As for managing to get two teams from their Akiak kennel into the race this year, Williams Sr. says it hasn’t been easy.
“You know, I thought about it a lot,” Williams said. “And putting in two teams is a little bit taxing on my time, on our time, and it’s more stress and more. . .you know you have to work double everything.”
He says just to get two teams started down the race trail it is $25,000 each. Sponsorships have helped a lot but things like transportation bills are out of their own pockets. That comes from moving a core of 35 dogs back and forth from the Bush.
“Coming from Akiak it costs $10,000 more dollars than if you’re starting from Anchorage,” Williams said. “We have to fly our dogs into Anchorage from Bethel and we have to fly our dogs back to Bethel and it gets very expensive.”
But he says all of the money, all the time, and all the work, has been worth it.
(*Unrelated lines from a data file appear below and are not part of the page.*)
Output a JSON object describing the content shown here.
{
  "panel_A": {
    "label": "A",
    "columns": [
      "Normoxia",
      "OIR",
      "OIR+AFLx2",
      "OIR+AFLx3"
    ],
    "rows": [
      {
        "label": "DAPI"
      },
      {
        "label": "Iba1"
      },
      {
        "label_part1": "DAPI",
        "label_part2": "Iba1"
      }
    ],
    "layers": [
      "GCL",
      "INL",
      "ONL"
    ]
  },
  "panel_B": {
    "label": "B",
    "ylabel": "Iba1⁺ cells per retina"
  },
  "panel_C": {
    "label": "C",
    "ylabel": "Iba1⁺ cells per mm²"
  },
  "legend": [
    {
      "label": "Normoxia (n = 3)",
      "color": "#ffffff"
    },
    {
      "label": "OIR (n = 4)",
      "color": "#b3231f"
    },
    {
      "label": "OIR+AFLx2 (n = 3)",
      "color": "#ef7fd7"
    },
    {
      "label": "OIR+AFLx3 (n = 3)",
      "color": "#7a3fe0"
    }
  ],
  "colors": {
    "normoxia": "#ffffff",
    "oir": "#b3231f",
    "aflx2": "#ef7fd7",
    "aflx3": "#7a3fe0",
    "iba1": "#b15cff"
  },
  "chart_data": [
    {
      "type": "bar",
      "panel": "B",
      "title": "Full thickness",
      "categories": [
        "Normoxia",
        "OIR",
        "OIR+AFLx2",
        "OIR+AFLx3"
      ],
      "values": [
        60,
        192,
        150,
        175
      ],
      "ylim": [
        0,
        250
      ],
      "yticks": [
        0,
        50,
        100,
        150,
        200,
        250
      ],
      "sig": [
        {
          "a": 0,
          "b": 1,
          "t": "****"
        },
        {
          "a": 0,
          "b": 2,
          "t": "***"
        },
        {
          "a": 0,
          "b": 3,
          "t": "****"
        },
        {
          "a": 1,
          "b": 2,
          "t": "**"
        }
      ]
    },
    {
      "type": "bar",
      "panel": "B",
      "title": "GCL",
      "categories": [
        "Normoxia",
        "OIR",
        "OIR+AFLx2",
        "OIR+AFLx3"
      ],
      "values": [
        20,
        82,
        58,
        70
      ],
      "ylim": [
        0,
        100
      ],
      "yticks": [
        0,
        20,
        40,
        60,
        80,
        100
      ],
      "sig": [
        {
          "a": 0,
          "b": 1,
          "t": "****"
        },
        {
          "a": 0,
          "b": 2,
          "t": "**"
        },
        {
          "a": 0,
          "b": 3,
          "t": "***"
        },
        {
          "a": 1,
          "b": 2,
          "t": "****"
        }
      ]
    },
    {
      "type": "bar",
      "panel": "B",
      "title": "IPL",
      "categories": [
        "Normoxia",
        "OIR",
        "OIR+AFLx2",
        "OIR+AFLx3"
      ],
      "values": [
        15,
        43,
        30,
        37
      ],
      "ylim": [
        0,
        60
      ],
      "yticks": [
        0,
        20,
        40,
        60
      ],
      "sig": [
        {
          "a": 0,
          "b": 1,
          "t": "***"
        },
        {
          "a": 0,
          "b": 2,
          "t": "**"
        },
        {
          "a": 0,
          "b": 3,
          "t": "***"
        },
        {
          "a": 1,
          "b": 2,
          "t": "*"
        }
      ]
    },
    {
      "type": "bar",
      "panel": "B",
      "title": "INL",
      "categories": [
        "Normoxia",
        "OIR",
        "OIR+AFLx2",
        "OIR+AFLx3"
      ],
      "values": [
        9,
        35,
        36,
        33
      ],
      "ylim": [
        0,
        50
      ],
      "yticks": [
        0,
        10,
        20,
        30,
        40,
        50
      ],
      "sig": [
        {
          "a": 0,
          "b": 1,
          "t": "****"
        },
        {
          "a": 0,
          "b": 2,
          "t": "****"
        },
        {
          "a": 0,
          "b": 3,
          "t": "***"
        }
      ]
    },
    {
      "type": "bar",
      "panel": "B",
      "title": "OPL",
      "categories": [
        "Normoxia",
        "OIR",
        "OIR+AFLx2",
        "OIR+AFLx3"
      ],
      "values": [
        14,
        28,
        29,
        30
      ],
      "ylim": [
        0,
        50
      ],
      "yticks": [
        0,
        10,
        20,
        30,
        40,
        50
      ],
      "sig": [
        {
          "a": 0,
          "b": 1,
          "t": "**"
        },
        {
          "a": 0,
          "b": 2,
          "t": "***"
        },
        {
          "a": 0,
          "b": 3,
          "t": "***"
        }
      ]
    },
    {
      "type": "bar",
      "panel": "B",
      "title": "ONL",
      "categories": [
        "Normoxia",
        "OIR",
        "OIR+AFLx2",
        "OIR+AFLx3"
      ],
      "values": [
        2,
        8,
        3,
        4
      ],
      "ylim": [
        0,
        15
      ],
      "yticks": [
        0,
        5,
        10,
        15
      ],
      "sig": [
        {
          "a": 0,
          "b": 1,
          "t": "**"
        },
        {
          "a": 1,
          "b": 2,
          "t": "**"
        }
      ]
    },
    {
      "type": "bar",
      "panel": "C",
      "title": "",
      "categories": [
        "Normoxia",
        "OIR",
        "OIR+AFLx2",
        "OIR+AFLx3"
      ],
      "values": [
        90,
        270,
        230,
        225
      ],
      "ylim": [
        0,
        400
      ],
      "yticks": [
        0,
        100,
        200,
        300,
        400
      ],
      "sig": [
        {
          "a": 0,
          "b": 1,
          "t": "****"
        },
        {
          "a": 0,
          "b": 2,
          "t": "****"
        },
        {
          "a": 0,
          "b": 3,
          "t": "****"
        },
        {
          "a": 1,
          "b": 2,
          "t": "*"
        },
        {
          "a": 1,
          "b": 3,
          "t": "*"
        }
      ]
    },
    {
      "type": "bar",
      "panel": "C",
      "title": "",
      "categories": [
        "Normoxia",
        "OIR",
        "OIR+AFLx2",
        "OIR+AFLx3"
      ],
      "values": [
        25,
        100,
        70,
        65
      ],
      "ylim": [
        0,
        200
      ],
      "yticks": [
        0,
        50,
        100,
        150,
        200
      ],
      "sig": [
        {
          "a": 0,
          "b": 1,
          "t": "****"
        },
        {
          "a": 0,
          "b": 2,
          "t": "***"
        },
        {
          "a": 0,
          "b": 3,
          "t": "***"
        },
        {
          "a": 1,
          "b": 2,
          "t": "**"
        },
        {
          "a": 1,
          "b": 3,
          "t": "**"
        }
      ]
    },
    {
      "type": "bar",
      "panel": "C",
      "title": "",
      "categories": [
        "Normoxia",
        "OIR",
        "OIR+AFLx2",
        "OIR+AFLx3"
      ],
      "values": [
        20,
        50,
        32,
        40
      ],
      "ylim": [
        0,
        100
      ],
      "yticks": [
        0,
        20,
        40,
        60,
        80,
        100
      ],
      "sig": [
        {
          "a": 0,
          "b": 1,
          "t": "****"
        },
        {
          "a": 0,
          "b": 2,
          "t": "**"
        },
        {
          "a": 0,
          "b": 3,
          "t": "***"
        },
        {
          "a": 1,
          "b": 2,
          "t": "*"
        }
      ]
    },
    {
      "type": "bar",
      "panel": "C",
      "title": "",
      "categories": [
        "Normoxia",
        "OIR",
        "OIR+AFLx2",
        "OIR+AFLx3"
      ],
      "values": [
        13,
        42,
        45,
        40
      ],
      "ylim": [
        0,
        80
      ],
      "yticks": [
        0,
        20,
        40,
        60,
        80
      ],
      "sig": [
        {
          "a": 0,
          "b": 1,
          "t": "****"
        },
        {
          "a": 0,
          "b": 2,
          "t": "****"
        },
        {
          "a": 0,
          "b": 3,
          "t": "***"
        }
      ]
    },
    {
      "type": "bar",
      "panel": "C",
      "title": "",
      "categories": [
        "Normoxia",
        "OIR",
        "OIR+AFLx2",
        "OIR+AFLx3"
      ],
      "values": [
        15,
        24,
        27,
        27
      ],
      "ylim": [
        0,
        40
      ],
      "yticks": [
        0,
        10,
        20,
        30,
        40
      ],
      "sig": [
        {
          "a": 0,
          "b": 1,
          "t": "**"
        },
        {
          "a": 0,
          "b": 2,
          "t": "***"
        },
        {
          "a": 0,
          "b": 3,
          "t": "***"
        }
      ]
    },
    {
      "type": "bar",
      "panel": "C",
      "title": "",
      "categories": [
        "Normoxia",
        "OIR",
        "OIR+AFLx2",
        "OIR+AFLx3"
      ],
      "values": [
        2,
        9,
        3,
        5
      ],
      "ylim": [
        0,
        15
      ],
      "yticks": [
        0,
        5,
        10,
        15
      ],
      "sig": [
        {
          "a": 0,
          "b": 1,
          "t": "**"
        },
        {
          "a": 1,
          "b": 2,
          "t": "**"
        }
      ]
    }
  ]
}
He says after the race, he plans to write a book about his experiences running the Iditarod 15 times and how he’s taken care of dogs his whole life through a subsistence lifestyle.
Williams Sr. says he is running his own schedule in the Iditarod.
“I think a lot of them hurry up too much,” Williams said. “And I’m more of a steady pace and trying to take care of the dogs very well.”
Thursday morning, while taking his 24-hour layover in Takotna, Williams told KUAC reporter, Emily Schwing, that he is happy with where he is at. But he hopes to improve if the weather cools down for his dogs.
“You know, I’ve been running so far, but I’m going to start racing from here,” Williams said. “So, you know I think some ways if the dogs are healthy I’m going to start leap-frogging somewhere, and make up that time.”